Construction began in autumn of 1900. Seven years later, moments before workers were to leave the worksite, the cantilever arm at the bridge's south end broke and thundered down into the water. Only 11 workers survived the crash. Among the victims who drowned or were crushed under tonnes of steel were Canadians, Americans, and several Aboriginals from Caughnawaga (Kahnawaké).
After identifying the accident's causes, which were attributed to an error in how the weight of the structure was determined, the federal government decided to rebuild the bridge. This second bridge is noted for the innovations of its designers, most of whom were Canadian. For the first time on a long-span bridge (194 m), the K-shaped pillar system, which makes assembly easier and ensures the structure's stability, was adopted. Nickel steel, which is stronger and lighter than carbon steel, was also widely used in tension members.
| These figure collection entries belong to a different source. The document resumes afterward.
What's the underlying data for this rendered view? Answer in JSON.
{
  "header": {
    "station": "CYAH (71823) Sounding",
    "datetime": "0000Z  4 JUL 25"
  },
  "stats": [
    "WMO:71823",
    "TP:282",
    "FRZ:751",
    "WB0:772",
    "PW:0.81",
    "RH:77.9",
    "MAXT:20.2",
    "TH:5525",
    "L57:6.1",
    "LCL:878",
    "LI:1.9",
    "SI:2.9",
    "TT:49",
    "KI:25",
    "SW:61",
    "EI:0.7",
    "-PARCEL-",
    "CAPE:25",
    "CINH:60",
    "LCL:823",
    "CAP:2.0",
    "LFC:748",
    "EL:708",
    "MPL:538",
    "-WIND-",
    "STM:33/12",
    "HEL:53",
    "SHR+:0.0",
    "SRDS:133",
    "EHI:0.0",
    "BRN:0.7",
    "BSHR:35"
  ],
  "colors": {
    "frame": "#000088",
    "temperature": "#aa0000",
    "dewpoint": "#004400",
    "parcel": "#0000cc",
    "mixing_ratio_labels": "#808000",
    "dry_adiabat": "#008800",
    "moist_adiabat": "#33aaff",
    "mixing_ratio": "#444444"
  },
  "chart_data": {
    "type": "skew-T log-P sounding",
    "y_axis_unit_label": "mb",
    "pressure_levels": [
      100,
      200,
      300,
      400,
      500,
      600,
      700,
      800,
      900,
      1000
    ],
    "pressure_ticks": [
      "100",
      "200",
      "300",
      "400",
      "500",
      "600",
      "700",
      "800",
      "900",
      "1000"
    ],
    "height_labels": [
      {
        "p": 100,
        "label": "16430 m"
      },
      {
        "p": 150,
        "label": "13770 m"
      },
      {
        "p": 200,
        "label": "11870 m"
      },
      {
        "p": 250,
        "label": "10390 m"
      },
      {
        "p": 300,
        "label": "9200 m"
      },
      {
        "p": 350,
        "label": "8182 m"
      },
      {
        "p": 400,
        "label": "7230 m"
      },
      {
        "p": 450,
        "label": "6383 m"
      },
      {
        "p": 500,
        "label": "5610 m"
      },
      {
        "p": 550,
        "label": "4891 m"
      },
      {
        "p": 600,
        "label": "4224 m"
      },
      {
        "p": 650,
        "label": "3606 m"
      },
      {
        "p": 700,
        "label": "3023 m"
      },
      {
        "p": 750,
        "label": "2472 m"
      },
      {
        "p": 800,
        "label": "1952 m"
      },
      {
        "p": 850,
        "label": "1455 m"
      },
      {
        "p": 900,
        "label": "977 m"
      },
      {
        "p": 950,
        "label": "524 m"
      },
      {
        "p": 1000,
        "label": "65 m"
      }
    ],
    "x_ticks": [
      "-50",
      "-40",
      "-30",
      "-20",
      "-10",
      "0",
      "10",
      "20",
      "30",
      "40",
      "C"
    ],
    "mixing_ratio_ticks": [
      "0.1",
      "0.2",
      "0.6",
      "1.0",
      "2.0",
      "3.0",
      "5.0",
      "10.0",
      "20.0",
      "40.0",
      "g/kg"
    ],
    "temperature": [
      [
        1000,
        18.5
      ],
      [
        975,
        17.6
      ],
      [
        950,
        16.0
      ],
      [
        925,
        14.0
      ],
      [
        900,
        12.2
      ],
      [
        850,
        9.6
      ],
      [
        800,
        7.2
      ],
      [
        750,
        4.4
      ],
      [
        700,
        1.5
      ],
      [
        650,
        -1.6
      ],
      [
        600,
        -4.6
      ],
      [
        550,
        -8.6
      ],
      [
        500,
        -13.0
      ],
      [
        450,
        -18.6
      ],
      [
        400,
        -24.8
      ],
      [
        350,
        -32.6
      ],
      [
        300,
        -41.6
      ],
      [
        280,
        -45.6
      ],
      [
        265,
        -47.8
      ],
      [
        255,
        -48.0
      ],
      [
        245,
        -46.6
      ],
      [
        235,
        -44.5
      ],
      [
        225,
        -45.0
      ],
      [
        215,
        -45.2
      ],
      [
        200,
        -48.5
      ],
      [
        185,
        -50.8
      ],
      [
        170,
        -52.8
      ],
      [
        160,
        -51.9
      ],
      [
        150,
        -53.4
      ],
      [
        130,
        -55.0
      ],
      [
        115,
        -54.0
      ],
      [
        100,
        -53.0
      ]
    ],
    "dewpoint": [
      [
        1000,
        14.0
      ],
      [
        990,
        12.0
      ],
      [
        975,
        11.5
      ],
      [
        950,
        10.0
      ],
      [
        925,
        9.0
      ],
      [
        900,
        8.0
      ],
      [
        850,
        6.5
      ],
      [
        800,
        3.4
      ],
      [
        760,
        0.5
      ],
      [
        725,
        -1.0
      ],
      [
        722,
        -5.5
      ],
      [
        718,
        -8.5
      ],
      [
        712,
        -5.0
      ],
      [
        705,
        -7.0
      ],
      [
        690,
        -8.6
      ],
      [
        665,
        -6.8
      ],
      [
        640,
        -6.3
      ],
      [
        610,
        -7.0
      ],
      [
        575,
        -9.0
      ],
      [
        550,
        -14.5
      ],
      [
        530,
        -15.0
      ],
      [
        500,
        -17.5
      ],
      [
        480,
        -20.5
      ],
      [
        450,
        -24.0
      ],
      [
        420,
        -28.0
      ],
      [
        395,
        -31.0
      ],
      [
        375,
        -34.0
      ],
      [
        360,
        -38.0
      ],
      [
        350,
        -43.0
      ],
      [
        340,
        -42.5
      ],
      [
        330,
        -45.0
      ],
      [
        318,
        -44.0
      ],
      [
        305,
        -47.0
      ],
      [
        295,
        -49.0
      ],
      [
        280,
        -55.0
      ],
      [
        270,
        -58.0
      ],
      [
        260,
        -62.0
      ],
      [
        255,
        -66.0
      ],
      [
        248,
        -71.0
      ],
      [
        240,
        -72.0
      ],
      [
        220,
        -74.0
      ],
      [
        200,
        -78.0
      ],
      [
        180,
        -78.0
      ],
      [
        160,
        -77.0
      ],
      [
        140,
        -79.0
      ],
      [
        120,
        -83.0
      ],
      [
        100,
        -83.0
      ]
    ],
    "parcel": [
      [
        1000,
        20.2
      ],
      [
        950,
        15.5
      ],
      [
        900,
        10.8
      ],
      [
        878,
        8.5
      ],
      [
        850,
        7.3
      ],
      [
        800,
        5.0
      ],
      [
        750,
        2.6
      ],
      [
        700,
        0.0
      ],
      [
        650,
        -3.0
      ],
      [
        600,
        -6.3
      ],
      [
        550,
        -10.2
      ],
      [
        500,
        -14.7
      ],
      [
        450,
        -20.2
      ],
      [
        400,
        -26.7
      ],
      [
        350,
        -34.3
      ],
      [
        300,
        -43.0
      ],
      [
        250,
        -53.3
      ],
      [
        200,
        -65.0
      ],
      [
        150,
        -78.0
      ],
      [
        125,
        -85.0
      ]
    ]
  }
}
The two cantilever arms were completed on September 11, 1916, and then began the delicate operation to secure the centre span. Suddenly, the 4,985-metric ton arch that was suspended a few metres above water, twisted and crashed to the bottom of the river. Thirteen workers perished in this second accident, caused by a support piece breaking from the elevator system. The span was later reconstructed and attached in September 1917, after four long days were spent raising it in front of an anxious public.
After several tests were performed, the bridge was officially inaugurated on August 22, 1919. At 987 m, it remains the world's longest cantilever bridge. A marvel of Canadian engineering, the Québec Bridge has been designated a national historic site.